Frau Orszulik, Sie sind Unternehmerin, Rednerin, ehemalige Leistungssportlerin und beschäftigen sich intensiv mit dem Thema „Macht“. Sind Sie eine mächtige Frau?

Ja, auf jeden Fall. Ich unterscheide zwei Arten der Macht: Zum einen ist es super zu sehen, was man alles „einfach tun“ kann, obwohl andere sagen: „Das geht doch nicht!“ Das ist die Macht, die wirklich jeder Mensch hat.

Zwei kleine Beispiele für meine eigene Macht: Mit 15 Jahren bin ich im Verein geschwommen und wollte Wasserball spielen. Wasserball gab es aber nur für Jungs und Männer. Also habe ich das Frauenwasser-Team gegründet.
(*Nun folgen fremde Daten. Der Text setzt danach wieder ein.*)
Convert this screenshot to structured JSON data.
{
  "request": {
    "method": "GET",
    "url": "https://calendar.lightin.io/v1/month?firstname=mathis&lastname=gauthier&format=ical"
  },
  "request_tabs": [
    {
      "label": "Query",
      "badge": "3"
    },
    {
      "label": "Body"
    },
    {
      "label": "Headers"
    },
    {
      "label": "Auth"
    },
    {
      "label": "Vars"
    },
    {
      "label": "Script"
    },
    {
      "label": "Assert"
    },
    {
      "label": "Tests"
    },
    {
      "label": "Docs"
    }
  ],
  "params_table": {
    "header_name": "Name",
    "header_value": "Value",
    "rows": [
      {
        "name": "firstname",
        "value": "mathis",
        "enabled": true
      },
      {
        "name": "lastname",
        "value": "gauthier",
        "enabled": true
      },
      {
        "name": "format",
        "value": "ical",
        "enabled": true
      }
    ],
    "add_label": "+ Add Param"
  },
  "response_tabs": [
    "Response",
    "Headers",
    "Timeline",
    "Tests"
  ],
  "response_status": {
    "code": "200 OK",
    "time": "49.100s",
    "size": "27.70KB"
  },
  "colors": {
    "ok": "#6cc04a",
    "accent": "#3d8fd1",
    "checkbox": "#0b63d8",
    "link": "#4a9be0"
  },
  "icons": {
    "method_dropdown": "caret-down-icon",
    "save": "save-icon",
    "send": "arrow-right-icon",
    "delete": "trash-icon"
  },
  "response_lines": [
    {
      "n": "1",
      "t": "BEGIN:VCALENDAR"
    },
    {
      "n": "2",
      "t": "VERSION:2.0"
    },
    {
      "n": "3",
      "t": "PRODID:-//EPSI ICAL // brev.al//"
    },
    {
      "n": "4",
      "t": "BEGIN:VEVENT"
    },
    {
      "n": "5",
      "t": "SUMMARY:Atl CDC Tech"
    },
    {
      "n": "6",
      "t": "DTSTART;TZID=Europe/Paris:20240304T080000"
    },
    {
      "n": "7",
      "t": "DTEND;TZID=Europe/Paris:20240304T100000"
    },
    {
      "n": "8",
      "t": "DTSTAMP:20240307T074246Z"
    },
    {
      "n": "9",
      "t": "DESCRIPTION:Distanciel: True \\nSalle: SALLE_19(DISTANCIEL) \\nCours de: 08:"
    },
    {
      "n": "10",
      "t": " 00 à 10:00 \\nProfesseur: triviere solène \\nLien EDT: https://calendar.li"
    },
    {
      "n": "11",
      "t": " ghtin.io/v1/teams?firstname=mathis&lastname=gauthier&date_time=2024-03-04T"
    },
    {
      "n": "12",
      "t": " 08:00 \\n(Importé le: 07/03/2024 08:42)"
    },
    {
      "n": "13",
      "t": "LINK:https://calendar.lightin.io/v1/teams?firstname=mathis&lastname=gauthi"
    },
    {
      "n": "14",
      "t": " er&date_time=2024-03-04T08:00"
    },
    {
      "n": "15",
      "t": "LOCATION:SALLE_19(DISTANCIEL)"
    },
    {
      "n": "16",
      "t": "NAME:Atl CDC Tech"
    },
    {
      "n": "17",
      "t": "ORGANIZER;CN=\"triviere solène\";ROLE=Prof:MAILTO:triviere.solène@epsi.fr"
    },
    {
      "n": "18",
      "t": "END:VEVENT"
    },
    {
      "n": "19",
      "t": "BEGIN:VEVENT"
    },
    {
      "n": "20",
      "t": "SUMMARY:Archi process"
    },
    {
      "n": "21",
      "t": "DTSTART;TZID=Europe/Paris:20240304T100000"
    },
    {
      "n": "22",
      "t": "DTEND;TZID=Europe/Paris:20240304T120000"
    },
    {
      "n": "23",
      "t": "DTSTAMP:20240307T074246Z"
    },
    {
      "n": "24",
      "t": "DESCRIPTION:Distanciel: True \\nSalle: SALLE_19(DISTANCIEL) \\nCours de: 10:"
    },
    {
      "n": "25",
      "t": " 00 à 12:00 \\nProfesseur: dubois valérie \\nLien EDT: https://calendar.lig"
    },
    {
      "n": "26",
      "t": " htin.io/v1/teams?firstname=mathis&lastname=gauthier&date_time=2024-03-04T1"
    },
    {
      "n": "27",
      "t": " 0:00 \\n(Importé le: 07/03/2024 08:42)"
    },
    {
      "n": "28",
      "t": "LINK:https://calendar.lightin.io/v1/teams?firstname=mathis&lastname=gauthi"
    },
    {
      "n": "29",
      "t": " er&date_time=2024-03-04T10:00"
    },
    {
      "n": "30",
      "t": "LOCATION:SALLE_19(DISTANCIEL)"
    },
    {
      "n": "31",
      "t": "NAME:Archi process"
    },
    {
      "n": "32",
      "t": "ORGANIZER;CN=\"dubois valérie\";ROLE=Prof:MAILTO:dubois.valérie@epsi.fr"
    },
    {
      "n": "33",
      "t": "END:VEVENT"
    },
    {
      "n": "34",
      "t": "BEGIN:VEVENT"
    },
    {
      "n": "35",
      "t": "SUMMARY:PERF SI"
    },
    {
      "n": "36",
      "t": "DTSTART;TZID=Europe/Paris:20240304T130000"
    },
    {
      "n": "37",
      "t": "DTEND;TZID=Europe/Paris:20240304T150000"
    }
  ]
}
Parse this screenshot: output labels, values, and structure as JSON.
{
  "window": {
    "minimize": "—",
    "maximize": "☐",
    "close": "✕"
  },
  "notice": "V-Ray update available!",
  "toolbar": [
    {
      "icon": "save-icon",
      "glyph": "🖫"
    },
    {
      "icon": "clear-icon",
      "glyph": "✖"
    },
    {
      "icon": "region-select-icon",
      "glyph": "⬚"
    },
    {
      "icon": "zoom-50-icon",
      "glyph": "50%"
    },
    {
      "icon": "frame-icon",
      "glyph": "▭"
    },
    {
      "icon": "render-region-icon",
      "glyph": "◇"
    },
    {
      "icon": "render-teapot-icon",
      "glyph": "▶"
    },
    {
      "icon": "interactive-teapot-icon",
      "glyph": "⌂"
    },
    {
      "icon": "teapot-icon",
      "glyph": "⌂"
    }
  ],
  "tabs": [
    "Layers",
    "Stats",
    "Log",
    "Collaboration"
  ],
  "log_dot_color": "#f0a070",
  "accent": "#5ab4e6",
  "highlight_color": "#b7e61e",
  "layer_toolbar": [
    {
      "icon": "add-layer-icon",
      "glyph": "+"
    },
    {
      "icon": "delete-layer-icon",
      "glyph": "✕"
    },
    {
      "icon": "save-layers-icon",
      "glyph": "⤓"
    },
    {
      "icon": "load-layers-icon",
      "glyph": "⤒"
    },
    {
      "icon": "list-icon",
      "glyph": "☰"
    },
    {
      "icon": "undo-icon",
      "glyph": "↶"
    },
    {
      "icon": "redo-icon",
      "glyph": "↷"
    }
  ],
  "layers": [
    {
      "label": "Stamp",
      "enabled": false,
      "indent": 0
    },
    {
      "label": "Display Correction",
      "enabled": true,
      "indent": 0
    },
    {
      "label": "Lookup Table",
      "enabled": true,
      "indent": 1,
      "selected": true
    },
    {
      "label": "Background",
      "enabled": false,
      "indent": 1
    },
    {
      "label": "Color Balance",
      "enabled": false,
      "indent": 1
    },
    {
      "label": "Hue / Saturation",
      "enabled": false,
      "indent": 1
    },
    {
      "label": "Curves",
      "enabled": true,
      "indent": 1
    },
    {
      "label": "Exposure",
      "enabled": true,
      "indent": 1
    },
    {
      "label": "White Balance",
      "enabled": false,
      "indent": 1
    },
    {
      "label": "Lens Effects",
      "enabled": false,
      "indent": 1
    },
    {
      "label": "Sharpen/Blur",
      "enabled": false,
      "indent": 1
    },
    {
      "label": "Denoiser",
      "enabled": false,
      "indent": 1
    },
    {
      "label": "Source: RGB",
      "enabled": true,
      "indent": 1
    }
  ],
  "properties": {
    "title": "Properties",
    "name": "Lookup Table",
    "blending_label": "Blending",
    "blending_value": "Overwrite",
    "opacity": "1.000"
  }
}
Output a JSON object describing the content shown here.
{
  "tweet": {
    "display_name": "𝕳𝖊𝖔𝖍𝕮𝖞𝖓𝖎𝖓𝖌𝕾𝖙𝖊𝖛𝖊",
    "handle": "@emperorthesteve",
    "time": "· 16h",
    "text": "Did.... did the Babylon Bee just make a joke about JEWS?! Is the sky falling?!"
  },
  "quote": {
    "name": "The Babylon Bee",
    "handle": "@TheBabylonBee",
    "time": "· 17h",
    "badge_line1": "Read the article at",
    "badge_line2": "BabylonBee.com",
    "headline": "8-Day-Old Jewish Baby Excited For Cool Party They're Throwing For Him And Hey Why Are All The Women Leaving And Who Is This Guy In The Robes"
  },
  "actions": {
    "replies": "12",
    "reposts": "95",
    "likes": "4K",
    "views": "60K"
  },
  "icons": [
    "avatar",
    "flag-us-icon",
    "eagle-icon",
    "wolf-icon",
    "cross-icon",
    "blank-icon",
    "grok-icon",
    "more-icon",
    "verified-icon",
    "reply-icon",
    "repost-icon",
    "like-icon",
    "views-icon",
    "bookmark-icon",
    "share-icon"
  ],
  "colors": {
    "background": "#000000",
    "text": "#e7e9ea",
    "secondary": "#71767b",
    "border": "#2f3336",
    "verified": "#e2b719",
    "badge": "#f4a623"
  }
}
Acht  Jahre später stiegen wir in die Deutsche Bundesliga auf. Und als mein Sohn ein gutes Jahr alt war, gab es praktisch kaum Kita-Angebote, wie ich sie mir vorstellte. Also habe ich einen Vorkindergarten gegründet.

Die Ausrede „Es geht nicht, weil …“ ist meiner Meinung nach in den meisten Fällen nur der Bequemlichkeit und Angst geschuldet. Die „Einfach-machen-Macht“ braucht nicht viel, außer Leidenschaft und eine Prise Mut. Kein Alter, keine Erfahrung, keine Fähigkeit, einzig die Entscheidung, zu tun, was notwendig ist. Das Herzblut für eine Sache versetzt die sprichwörtlichen Berge, sobald ich einfach nur den Hintern vom Sofa hochbekomme.

Die andere Macht ist der Einfluss auf andere. Diese Macht ist nichts, was ich einfach ausüben kann. Sie ist das Zusammenspiel meiner inneren Macht mit meiner äußeren Positionsmacht. Es ist anstrengend, Anweisungen zu geben, wer was wie zu tun hat, und dann noch zu schauen, dass keiner meine Vorgaben umgeht –  also meinen Willen gegen Widerstände durchzusetzen. Das ist übrigens die althergebrachte Definition von Unternehmensführung und heute zum Glück – zum Großteil – überholt. Denn nur wenn mein eigenes Ethos mit den Unternehmenswerten übereinstimmt, ich meine Eingebung und Empathie einfließen lasse, werde ich energievolle Entscheidungen treffen, die mein Umfeld inspirieren und wie im Sog begeistert mitziehen.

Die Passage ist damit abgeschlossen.